Bad cycle facilities - The Milton Road Effect

Britain is full of councils and local road administrators who live under the quaint notion that any kind of cycle facility at all must be better than no facility. They might perhaps believe that while a good, wide, segregated cycling route would be great, that would just be inconveniencing the motorists too much so they'll just put some paint on the pavement and call it a cycle lane, or section off a foot of road outside the gutter for cyclists. They seem to seek a compromise between encouraging cyclists and pleasing motorists by spending as little cash as possible on almost nothing for us, and then not give a flying fuck at a rolling doughnut when no one cycles.
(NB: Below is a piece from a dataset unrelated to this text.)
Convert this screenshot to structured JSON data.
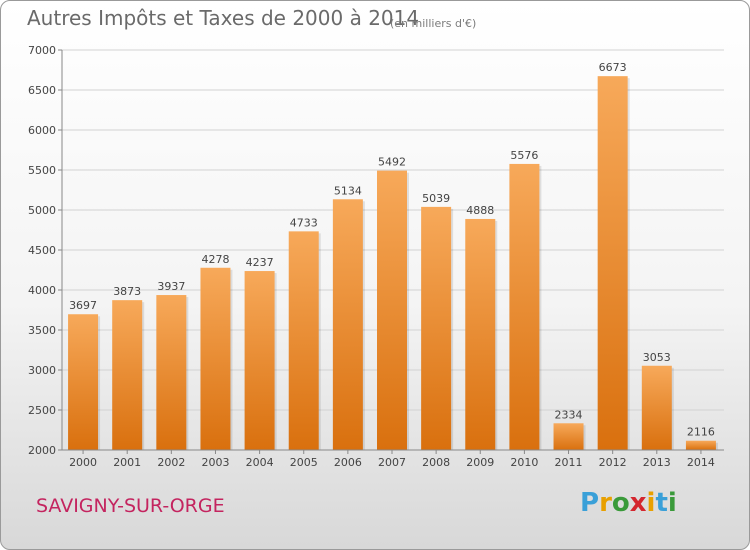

The self fulfilling prophecy of a moronic mindset that assumes that because only swimmers currently cross a river, no one would benefit from a bridge. 
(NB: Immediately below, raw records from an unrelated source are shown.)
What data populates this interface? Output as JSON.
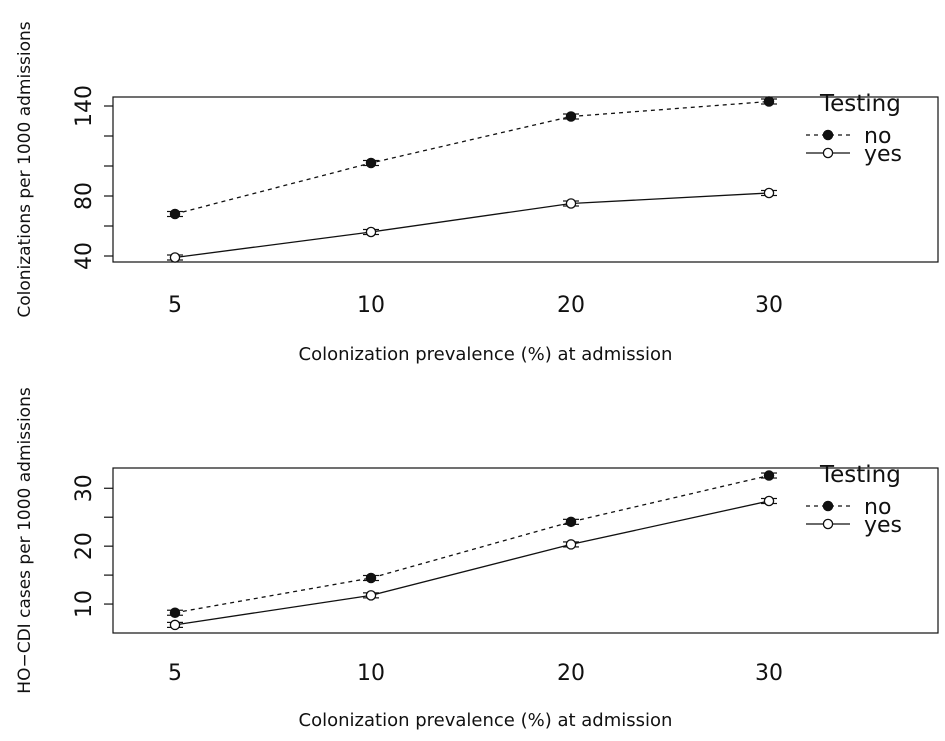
{
  "chart_data": [
    {
      "type": "line",
      "xlabel": "Colonization prevalence (%) at admission",
      "ylabel": "Colonizations per 1000 admissions",
      "categories": [
        "5",
        "10",
        "20",
        "30"
      ],
      "ylim": [
        36,
        146
      ],
      "yticks": [
        40,
        60,
        80,
        100,
        120,
        140
      ],
      "ytick_labels": [
        "40",
        "",
        "80",
        "",
        "",
        "140"
      ],
      "legend": {
        "title": "Testing",
        "position": "top-right"
      },
      "error_bars": true,
      "grid": false,
      "series": [
        {
          "name": "no",
          "style": "dashed",
          "marker": "filled-circle",
          "values": [
            68,
            102,
            133,
            143
          ]
        },
        {
          "name": "yes",
          "style": "solid",
          "marker": "open-circle",
          "values": [
            39,
            56,
            75,
            82
          ]
        }
      ]
    },
    {
      "type": "line",
      "xlabel": "Colonization prevalence (%) at admission",
      "ylabel": "HO−CDI cases per 1000 admissions",
      "categories": [
        "5",
        "10",
        "20",
        "30"
      ],
      "ylim": [
        5,
        33.5
      ],
      "yticks": [
        10,
        15,
        20,
        25,
        30
      ],
      "ytick_labels": [
        "10",
        "",
        "20",
        "",
        "30"
      ],
      "legend": {
        "title": "Testing",
        "position": "top-right"
      },
      "error_bars": true,
      "grid": false,
      "series": [
        {
          "name": "no",
          "style": "dashed",
          "marker": "filled-circle",
          "values": [
            8.5,
            14.5,
            24.2,
            32.2
          ]
        },
        {
          "name": "yes",
          "style": "solid",
          "marker": "open-circle",
          "values": [
            6.4,
            11.5,
            20.3,
            27.8
          ]
        }
      ]
    }
  ]
}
The result of putting in dreadful cycle routes is well understood in Cambridge, by planners (who still do it because clearly they don't give a shit)  and by cyclists who don't want to ride such routes. I've seen it called the Milton Road Effect - named for Milton Road, in Cambridge, the site of some of our worst shared use facilities, and occasional ambush site for Police who want to collar cyclists with no hope of knowing where they can or can't ride legally.

The problem is simple. We're presented with the option to use a dreadful cycle facility which may be too narrow, too badly surfaced, crammed with paked cars and pedestrians, too indirect or give way to far too many driveways and side roads to be useful or safe. The use of such facilities is not only inconvenient, it may often be very dangerous due to poor visibility of what can come out of driveways and of cars that will just turn across you without looking. But because the lanes are visible and sign-posted we get no end of aggro from people who think they know better than us - there's a cycle lane there, and they reason that (1) it must be better to ride there than on the road and (2) it should be expected of us to be in that lane to be out of the way.
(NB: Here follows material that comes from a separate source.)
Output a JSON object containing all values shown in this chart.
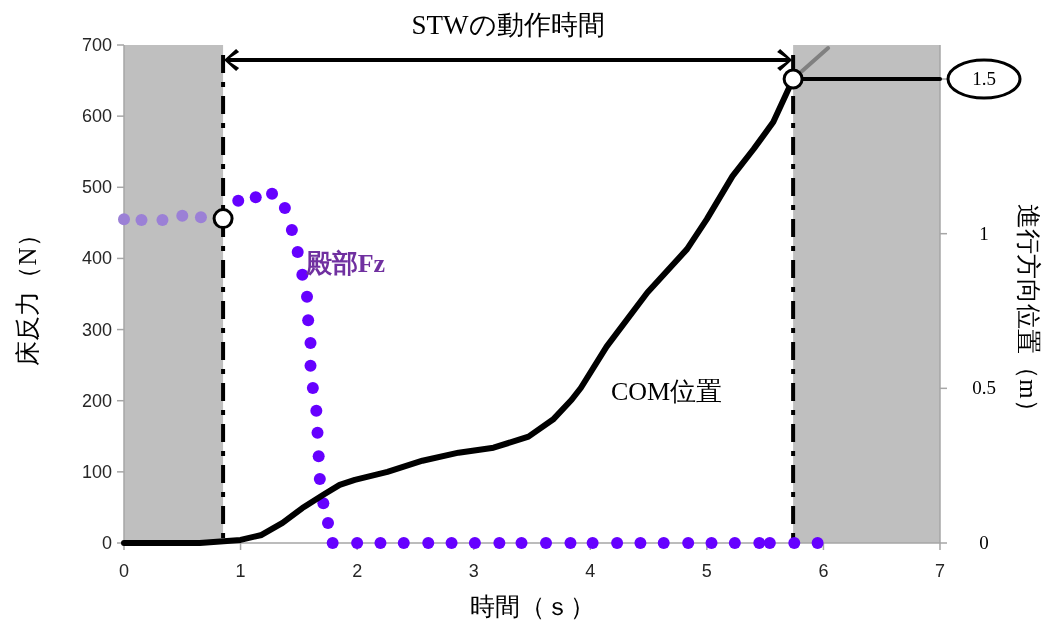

The result? Abuse and threatening behaviour, at worst. Or condescension at best.

Proof? Here's a driving instructor who apparently has in the region of 17 years experience teaching. He's actually ignoring his student for a while there (who unless my eyes deceive me seems in overtaking me to spook the oncoming motorist sufficiently to swerve into the bus lane opposite) so he can gawp at me and direct me towards the cycle route I'm not using (because, as I intoned above, is crap). And that's at the better end of things - this is the sort of stupid, pointless (criminal, it was judged) behaviour (aggressively sounding the horn at me and passing close and fast for 'being in the road' while also being on his mobile phone - pretty crap really) we get at the worst end. It isn't every motorist - but how many such incidents do you think it takes to give most people a life-long fear of cycling?

These bad cycle routes make our lives more hazardous by bringing out the worst in motorists - and we've got whole generations of them picking up bad habits and dangerous mind-sets from the very instructors who should be teaching them to drive safely. It is incumbent upon ever yone of us - every cycling advocate, every cycle campaigning organisation, and everyone with an interest in the health and fitness that comes with active transport to oppose every single bad facility and to only cooperate with local authorities when cycle facilities on offer are of excellent quality. And if too many cycling bodies continue to compromise on this? We may as well give up.